The rate growth is explained by the weakening of the US dollar, which was caused by investor pessimistic sentiments about the country’s economic growth amid trade tensions initiated by the Donald Trump administration. Although the US President on Thursday exempted Canadian and Mexican imports from the 25% duties for a month — just two days after they were imposed — the dollar has only partially regained its strength. The uncertainty is undermining investor confidence domestically, and they are starting to turn their attention to other currencies.


Based on the current news, analysts expect the Fed to keep interest rates in the 4.25–4.50% range at its meeting on March 18–19.


At the same time, the outlook for the UK economy is also deteriorating. The Association of British Chambers of Commerce (BCC) has lowered the country’s economic growth forecast for 2025 and 2026. In addition, British companies expect more rapid price increases over the next 12 months, according to the Bank of England (BOE) survey.


Both countries are experiencing employment-related problems. In the US there are large-scale layoffs of federal employees, while in the UK ordinary workers are losing their jobs due to upcoming changes in legislation.


The next important event will be the release of the non-farm payrolls data and the US unemployment rate on March 7. According to official forecasts, the number of employed is expected to rise, but this may be due to the fact that the data were collected before many of the recent layoffs. ADP Research estimates that the private sector added less than half as many jobs as in the previous period. A similar situation is seen with the outlook for unemployment. While the official forecast is 4%, or the same level as in January, it is hardly believable due to the current policy regarding government personnel.


In general, the US and UK economies seem to be facing difficulties, therefore the exchange rate volatility decreases and shifts to consolidation. With no more news, the most probable option is the continuation of the flat movement. The situation may be affected by new information on Donald Trump’s protectionist policy.

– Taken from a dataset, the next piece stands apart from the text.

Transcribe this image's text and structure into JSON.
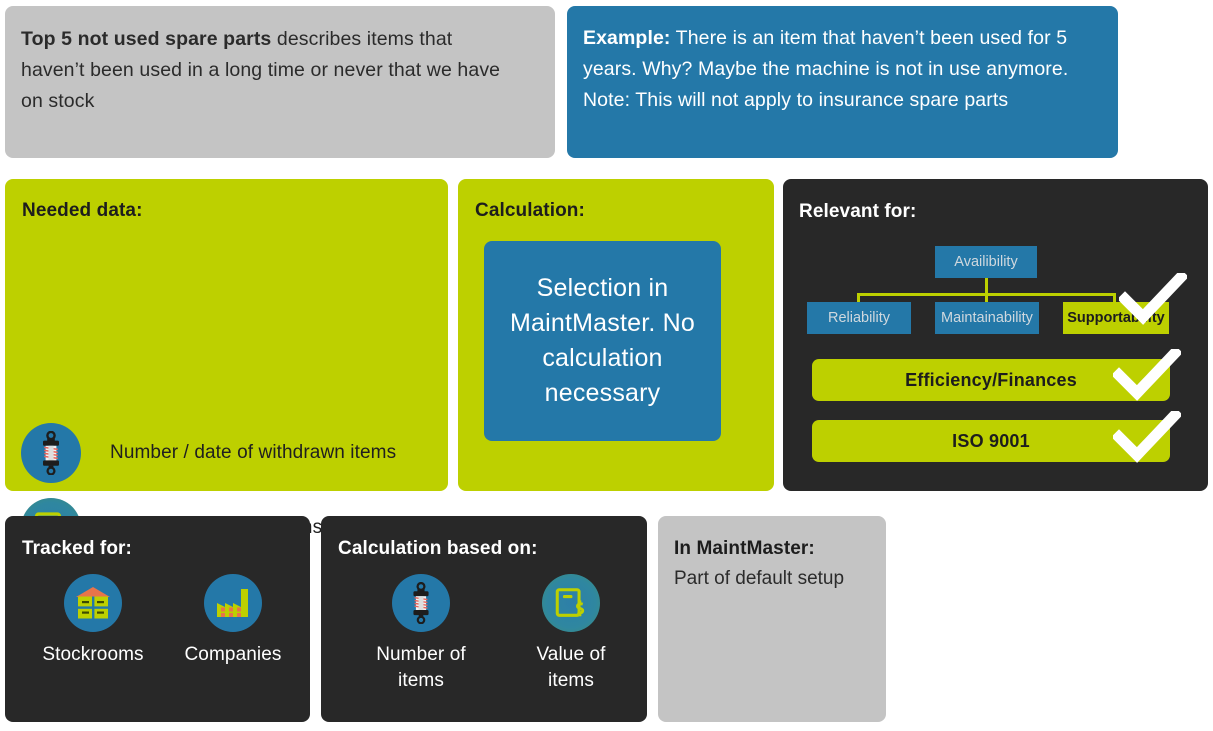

Technical analysis of the daily timeframe indicates the beginning of consolidation after Thursday, with almost no daily volatility. On Friday morning the MACD was positive, indicating the presence of an uptrend. The MACD line is above the signal one which also confirms the bullish trend. The RSI is 71, indicating the proximity to the overbought zone and the presence of a bullish momentum, so the price correction is possible. The Chaikin oscillator is at the level of 75,272.6, indicating strong buying interest and bull predominance in the market.


Current recommendation:


With the rate close to the overbought zone and the outlook for the UK economy becoming more and more pessimistic, it is recommended to sell at the current price. Take profit — 1.27500. Stop loss — 1.30000.